New Delhi forces have shot dead at least two suspected fighters in Indian-controlled Kashmir in fierce clashes that also killed a young woman.
Munir Ahmed Khan, a police official, said on Tuesday that two suspected militants were killed in a firefight that began Monday evening in the southern district of Shopian. He added that a young woman was killed in crossfire.
"One young woman died in the crossfire when one of the militants came out of a house today (Tuesday) and started firing at the security forces," the official said.
Hundreds of Kashmiri people rushed to the scene, chanting anti-India slogans and hurling stones at the troops in protests that continued raging Tuesday morning.
Police opened fire with pellet guns, hospitalizing a dozen people.
A police officer and a soldier were also injured during the violent clashes.
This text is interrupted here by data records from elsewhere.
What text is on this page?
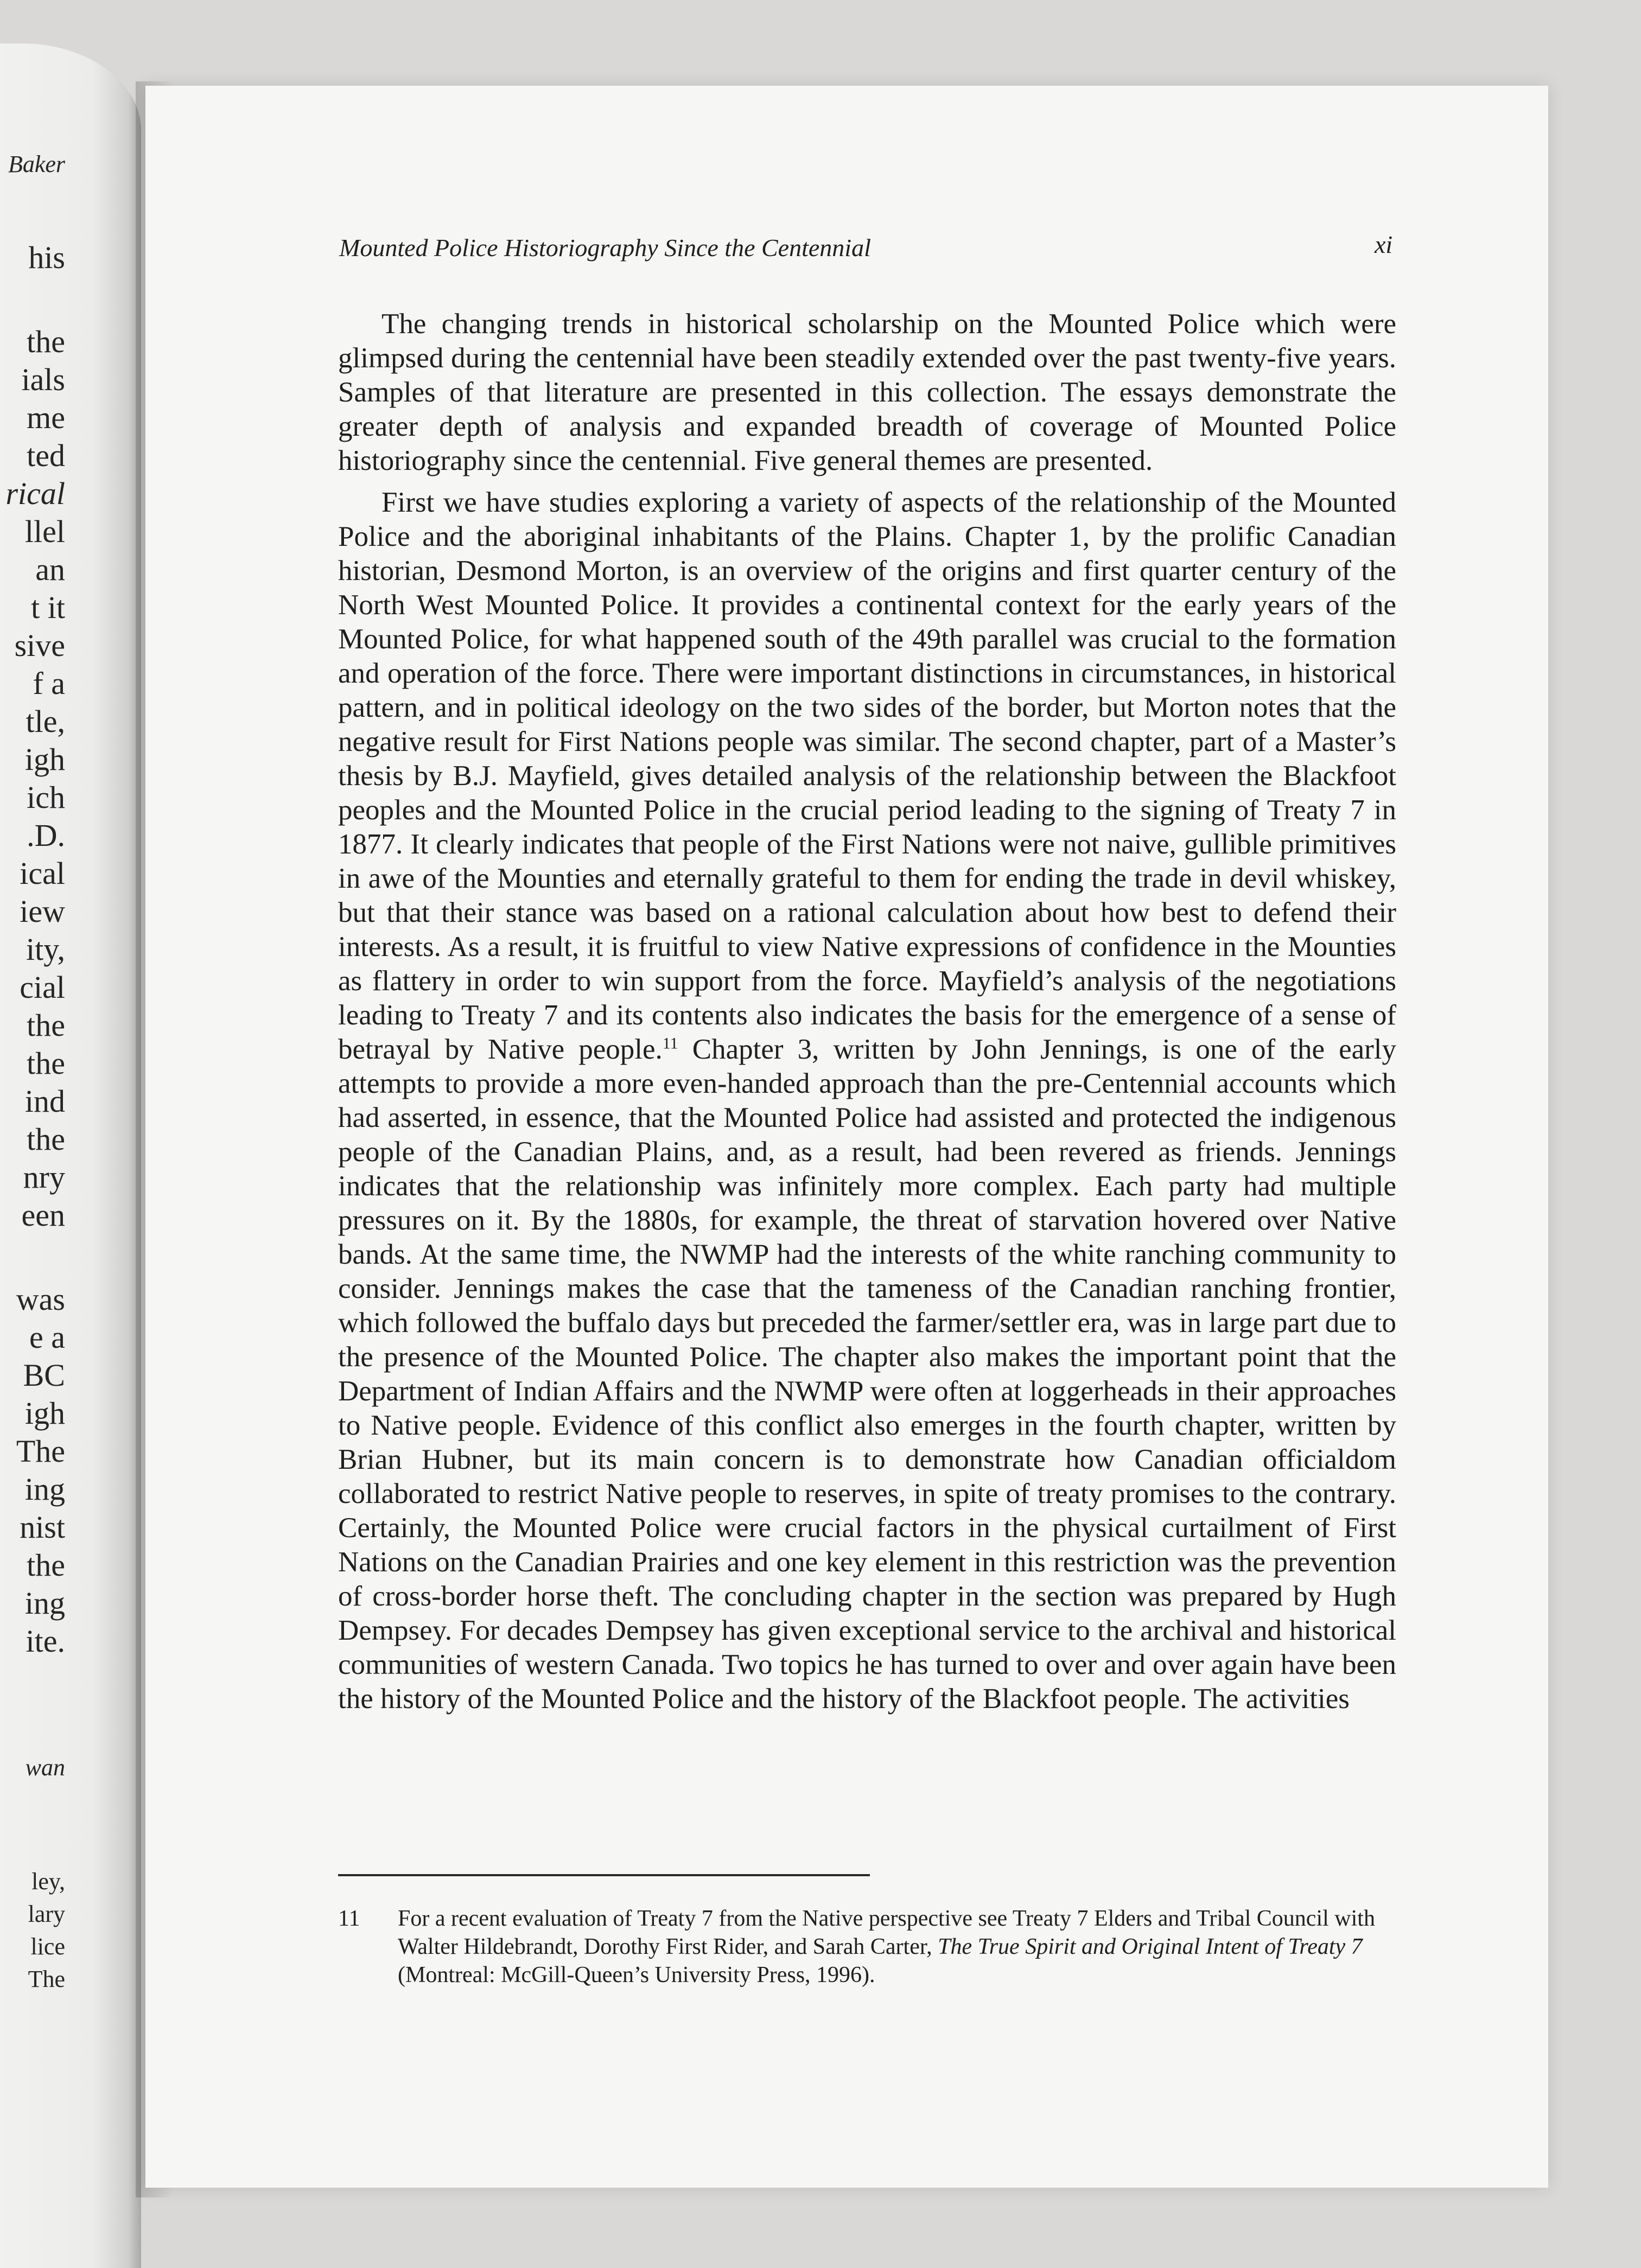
Baker
his
the
ials
me
ted
rical
llel
an
t it
sive
f a
tle,
igh
ich
.D.
ical
iew
ity,
cial
the
the
ind
the
nry
een
was
e a
BC
igh
The
ing
nist
the
ing
ite.
wan
ley,
lary
lice
The
Mounted Police Historiography Since the Centennial	xi

The changing trends in historical scholarship on the Mounted Police which were glimpsed during the centennial have been steadily extended over the past twenty-five years. Samples of that literature are presented in this collection. The essays demonstrate the greater depth of analysis and expanded breadth of coverage of Mounted Police historiography since the centennial. Five general themes are presented.

First we have studies exploring a variety of aspects of the relationship of the Mounted Police and the aboriginal inhabitants of the Plains. Chapter 1, by the prolific Canadian historian, Desmond Morton, is an overview of the origins and first quarter century of the North West Mounted Police. It provides a continental context for the early years of the Mounted Police, for what happened south of the 49th parallel was crucial to the formation and operation of the force. There were important distinctions in circumstances, in historical pattern, and in political ideology on the two sides of the border, but Morton notes that the negative result for First Nations people was similar. The second chapter, part of a Master’s thesis by B.J. Mayfield, gives detailed analysis of the relationship between the Blackfoot peoples and the Mounted Police in the crucial period leading to the signing of Treaty 7 in 1877. It clearly indicates that people of the First Nations were not naive, gullible primitives in awe of the Mounties and eternally grateful to them for ending the trade in devil whiskey, but that their stance was based on a rational calculation about how best to defend their interests. As a result, it is fruitful to view Native expressions of confidence in the Mounties as flattery in order to win support from the force. Mayfield’s analysis of the negotiations leading to Treaty 7 and its contents also indicates the basis for the emergence of a sense of betrayal by Native people.$^{11}$ Chapter 3, written by John Jennings, is one of the early attempts to provide a more even-handed approach than the pre-Centennial accounts which had asserted, in essence, that the Mounted Police had assisted and protected the indigenous people of the Canadian Plains, and, as a result, had been revered as friends. Jennings indicates that the relationship was infinitely more complex. Each party had multiple pressures on it. By the 1880s, for example, the threat of starvation hovered over Native bands. At the same time, the NWMP had the interests of the white ranching community to consider. Jennings makes the case that the tameness of the Canadian ranching frontier, which followed the buffalo days but preceded the farmer/settler era, was in large part due to the presence of the Mounted Police. The chapter also makes the important point that the Department of Indian Affairs and the NWMP were often at loggerheads in their approaches to Native people. Evidence of this conflict also emerges in the fourth chapter, written by Brian Hubner, but its main concern is to demonstrate how Canadian officialdom collaborated to restrict Native people to reserves, in spite of treaty promises to the contrary. Certainly, the Mounted Police were crucial factors in the physical curtailment of First Nations on the Canadian Prairies and one key element in this restriction was the prevention of cross-border horse theft. The concluding chapter in the section was prepared by Hugh Dempsey. For decades Dempsey has given exceptional service to the archival and historical communities of western Canada. Two topics he has turned to over and over again have been the history of the Mounted Police and the history of the Blackfoot people. The activities

11 For a recent evaluation of Treaty 7 from the Native perspective see Treaty 7 Elders and Tribal Council with Walter Hildebrandt, Dorothy First Rider, and Sarah Carter, The True Spirit and Original Intent of Treaty 7 (Montreal: McGill-Queen’s University Press, 1996).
Some witnesses claimed the woman was killed by police during the demonstrations, not in crossfire.
Tensions were already high in the Muslim-majority region after a taxi driver was gunned down during a military operation Saturday evening.
At least 210 anti-Indian fighters have been killed this year amid a military campaign to rout armed groups resisting Indian rule in the disputed Himalayan region.
According to police officials and watchdogs, nearly 80 security personnel and about 60 civilians have also lost their lives in violence across the violence-hit valley.
More than half a million Indian soldiers are deployed in Kashmir since 1989 when popular calls grew for independence or a merger of the territory with Muslim-majority Pakistan.
A former British colony, Kashmir was divided between India and Pakistan in 1947.
Tens of thousands of people, most of them civilians, have been killed in decades of fighting in Kashmir while the neighbors continue to blame each other for the protracted violence.